The proposed rule limits federal credit unions to securitizing only those loans it has originated. To securitize assets, a sponsoring credit union must create an issuing entity, commonly known as a special purpose entity or special purpose vehicle, to purchase and hold the assets collateralizing the asset-backed security.
The special purpose entity created by the sponsoring credit union for securitizations must be “bankruptcy remote” from the credit union, meaning the special purpose entity’s assets are isolated from any creditors of the credit union should the credit union become insolvent. A special purpose CUSO might address this regulatory requirement.
The proposed rule establishes the following seven minimum requirements for securitizations:
i Compliance with all federal and state laws and regulations, including registration, disclosure, reporting, and other legal requirements.
ii Risk management. Credit unions must have in place independent risk management controls to ensure proper policies and operating procedures, including appropriate risk limits, are in place.

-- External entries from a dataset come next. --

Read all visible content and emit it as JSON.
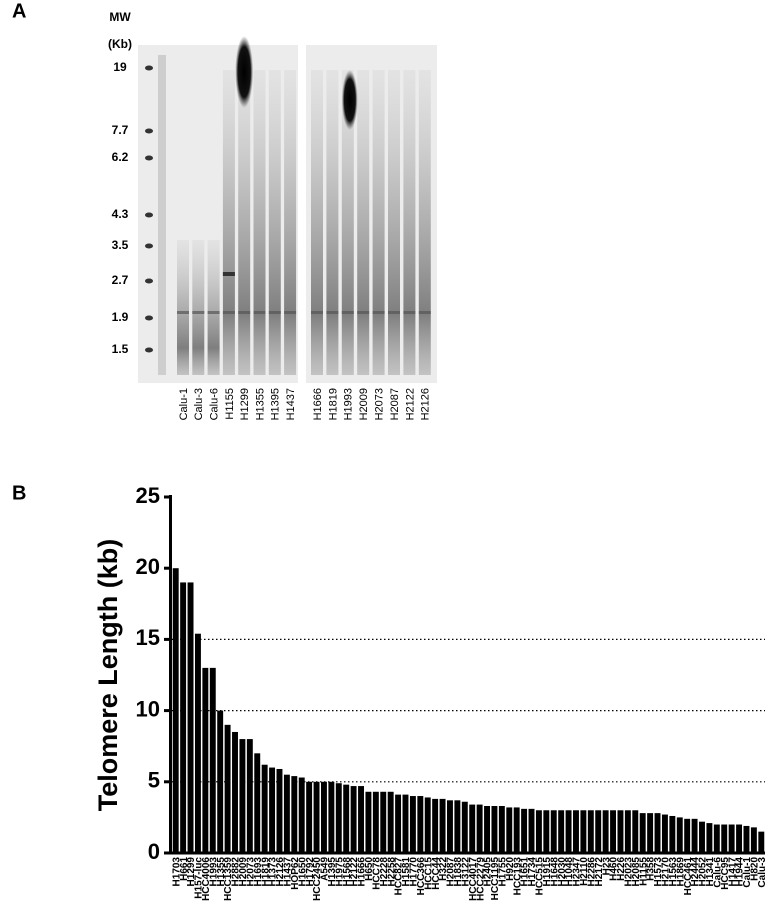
{
  "panel_a": {
    "label": "A",
    "mw_header": "MW",
    "unit": "(Kb)",
    "markers": [
      "19",
      "7.7",
      "6.2",
      "4.3",
      "3.5",
      "2.7",
      "1.9",
      "1.5"
    ],
    "lanes": [
      "Calu-1",
      "Calu-3",
      "Calu-6",
      "H1155",
      "H1299",
      "H1355",
      "H1395",
      "H1437",
      "H1666",
      "H1819",
      "H1993",
      "H2009",
      "H2073",
      "H2087",
      "H2122",
      "H2126"
    ]
  },
  "chart_data": {
    "type": "bar",
    "panel_label": "B",
    "y_label": "Telomere Length (kb)",
    "color": "#000000",
    "categories": [
      "H1703",
      "H661",
      "H1299",
      "H157-luc",
      "HCC4006",
      "H1993",
      "H1355",
      "HCC1359",
      "H2882",
      "H2009",
      "H2073",
      "H1693",
      "H1819",
      "H1373",
      "H2126",
      "H1437",
      "HOP62",
      "H1650",
      "H1792",
      "HCC2450",
      "A549",
      "H1395",
      "H1975",
      "H1568",
      "H2122",
      "H1666",
      "H650",
      "HCC78",
      "H2228",
      "H2258",
      "HCC827",
      "H1581",
      "H1770",
      "HCC366",
      "HCC15",
      "HCC44",
      "H322",
      "H2087",
      "H1838",
      "H3122",
      "HCC4017",
      "HCC2279",
      "H2405",
      "HCC1195",
      "H1755",
      "H920",
      "HCC193",
      "H1651",
      "H1734",
      "HCC515",
      "H1915",
      "H1648",
      "H2030",
      "H1048",
      "H2347",
      "H2110",
      "H2286",
      "H2172",
      "H23",
      "H460",
      "H226",
      "H2023",
      "H2085",
      "H1155",
      "H358",
      "H1573",
      "H2170",
      "H1563",
      "H1869",
      "HCC461",
      "H2444",
      "H2052",
      "H1341",
      "Calu-6",
      "HCC95",
      "H1417",
      "H1944",
      "Calu-1",
      "H820",
      "Calu-3"
    ],
    "values": [
      20,
      19,
      19,
      15.4,
      13,
      13,
      10,
      9,
      8.5,
      8,
      8,
      7,
      6.2,
      6,
      5.9,
      5.5,
      5.4,
      5.3,
      5,
      5,
      5,
      5,
      4.9,
      4.8,
      4.7,
      4.7,
      4.3,
      4.3,
      4.3,
      4.3,
      4.1,
      4.1,
      4,
      4,
      3.9,
      3.8,
      3.8,
      3.7,
      3.7,
      3.6,
      3.4,
      3.4,
      3.3,
      3.3,
      3.3,
      3.2,
      3.2,
      3.1,
      3.1,
      3,
      3,
      3,
      3,
      3,
      3,
      3,
      3,
      3,
      3,
      3,
      3,
      3,
      3,
      2.8,
      2.8,
      2.8,
      2.7,
      2.6,
      2.5,
      2.4,
      2.4,
      2.2,
      2.1,
      2,
      2,
      2,
      2,
      1.9,
      1.8,
      1.5
    ],
    "ylim": [
      0,
      25
    ],
    "yticks": [
      0,
      5,
      10,
      15,
      20,
      25
    ],
    "gridlines": [
      5,
      10,
      15
    ]
  }
}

iii An annual audit of its financial statements performed in accordance with generally accepted auditing standards (GAAP) by an independent auditor.
iv The credit union’s board of directors must have a general understanding of the risks and benefits of its securitization activities.
v Senior management responsible for a credit union’s securitizations must possess sufficient expertise to oversee those activities, and select and oversee the various third parties engaged to support the securitization.
vi The credit union’s board must approve an asset securitization policy that includes or addresses, at a minimum, the following items:
- A statement of the business purpose for engaging in securitization activities, including scope and level of acceptable risk;
- Governance of securitization activities;
- Written and consistently applied accounting methodology;
- Regulatory reporting requirements;
- Valuation methods;
- Management reporting process; and
- Exposure limits and requirements for both aggregate and individual transaction monitoring.
vii Effective internal controls.
Undoubtedly, the benefits of securitizations for credit unions are many, but the transactions can be quite complex, and they invariably involve numerous parties and extensive legal documentation. But these transactions have been going on for years. I don’t think it will take long for credit unions to grow comfortable with them.